Reporter ohne Grenzen: Überfälle auf Journalisten vor der Wahl in der Ukraine
Archivmeldung vom 25.10.2012
Bitte beachten Sie, dass die Meldung den Stand der Dinge zum Zeitpunkt ihrer Veröffentlichung am 25.10.2012 wiedergibt. Eventuelle in der Zwischenzeit veränderte Sachverhalte bleiben daher unberücksichtigt.

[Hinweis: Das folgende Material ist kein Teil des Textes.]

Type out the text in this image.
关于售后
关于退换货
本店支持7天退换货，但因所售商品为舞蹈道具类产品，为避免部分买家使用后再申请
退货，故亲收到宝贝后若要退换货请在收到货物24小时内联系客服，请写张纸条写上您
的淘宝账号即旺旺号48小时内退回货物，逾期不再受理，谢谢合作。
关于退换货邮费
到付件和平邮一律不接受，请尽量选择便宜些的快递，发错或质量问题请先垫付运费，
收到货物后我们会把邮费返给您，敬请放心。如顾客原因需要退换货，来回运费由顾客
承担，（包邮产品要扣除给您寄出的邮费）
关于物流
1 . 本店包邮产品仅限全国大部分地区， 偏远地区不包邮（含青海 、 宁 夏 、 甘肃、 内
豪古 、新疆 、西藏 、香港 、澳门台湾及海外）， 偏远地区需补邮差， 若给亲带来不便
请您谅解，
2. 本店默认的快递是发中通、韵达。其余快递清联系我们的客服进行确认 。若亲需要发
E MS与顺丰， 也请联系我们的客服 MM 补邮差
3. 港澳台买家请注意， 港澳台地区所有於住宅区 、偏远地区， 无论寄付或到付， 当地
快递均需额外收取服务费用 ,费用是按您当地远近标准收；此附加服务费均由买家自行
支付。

Freigeschaltet durch Thorsten SchmittVor der Parlamentswahl in der Ukraine am Sonntag (28. Oktober) stehen Journalisten dort stark unter Druck. In den vergangenen drei Monaten wurden sechs Reporter Opfer schwerer Gewalttaten, einer von ihnen starb an seinen Verletzungen. Mindestens 25 Berichterstatter wurden zum Teil mit Gewalt an ihrer Arbeit gehindert. Prominente Journalisten gaben aus Protest gegen politische Einflussnahme ihre Posten auf. "Für ein Land, das im Januar den OSZE-Vorsitz übernimmt, ist das beschämend", so Reporter ohne Grenzen. "Die ukrainische Regierung muss für ein Klima sorgen, in dem Journalisten ohne Angst vor Gewalt kritisch berichten können."
Erst vor zehn Tagen, am 15. Oktober, wurde erneut ein Journalist von Unbekannten entführt. Konstantin Kowalenko hatte über Stimmenkauf vor der Wahl recherchiert. Seine Entführer hätten ihm mehrmals in den Magen getreten, ihn durch simuliertes Ertränken gefoltert und gedroht ihn zu ermorden, berichtet der Journalist auf seinem Blog. Zahlreiche weitere Reporter wurden in den vergangenen Wochen zum Teil mit Gewalt daran gehindert, über Wahlkampfveranstaltungen und Kundgebungen zu berichten. Reporter ohne Grenzen dokumentiert diese Fälle auf seinen englischsprachigen Seiten:http://bit.ly/QFm5Pi. Nur äußerst selten werden solche Übergriffe aufgeklärt und die Täter bestraft.
Besonders gefährlich war es, im Wahlkampf über Umweltschutz und Korruption bei der Landnutzung zu berichten. Am 3. August starb der Umweltaktivist und Herausgeber der Zeitung EKO Bezpeka (ECO Sicherheit) Vladimir Gontscharenko an den Folgen eines brutalen Überfalls. Die Polizei schließt nicht aus, dass er wegen seiner Arbeit angegriffen wurde. Gontscharenko hatte über die Verschmutzung des Dnjepr recherchiert, des größten Flusses in der Ukraine, und fünf Tage vor dem Überfall über eine illegale Müllhalde für chemische und radioaktive Abfälle berichtet. Dmytro Wolkow, Reporter für das investigative Programm "Hroshi" beim landesweiten Fernsehsender 1+1, wurde am 26. September von Unbekannten zusammengeschlagen und schwer verletzt. Er hatte über illegale Landvergabe in der Nähe der ukrainischen Hauptstadt Kiew recherchiert.
Der Druck war dabei immer stärker auch in den Redaktionen zu spüren. Mehrere prominente Journalisten gaben deshalb ihre Posten auf. Natalia Sokolenko, eine der besten investigativen Reporterinnen der Ukraine, verließ im Sommer den Sender STB-TV. Sie weigere sich, "bestellte Nachrichten" zu senden, so die preisgekrönte Journalistin. Sokolenko bloggt nun für die Internet-Zeitung Ukrainskaja Prawda (www.pravda.com.ua) und dokumentiert Zensur in regionalen Medien. Auch Olga Godowenko und Olga Komarowa vom Fernsehsender MIG TV in der Südukraine gaben ihre Arbeit auf, weil sie es ablehnten, "die Interessen einer bestimmten politischen Partei zu repräsentieren" und nicht mehr fähig seien, "ihre Arbeit mit den Prinzipien eines ethischen Journalismus zu vereinbaren".
Große Probleme hat auch TVi, einer der wenigen Fernsehsender, die kritisch über Präsident Viktor Janukowitsch berichten. Ein Verfahren wegen Steuerhinterziehung gegen TVi wurde im September eingestellt, doch immer weniger Kabelanbieter übertragen den Sender, vor allem im Osten des Landes. (http://bit.ly/NLeM9D)
Auf der weltweiten ROG-Rangliste der Pressefreiheit steht die Ukraine auf Platz 116 von 179.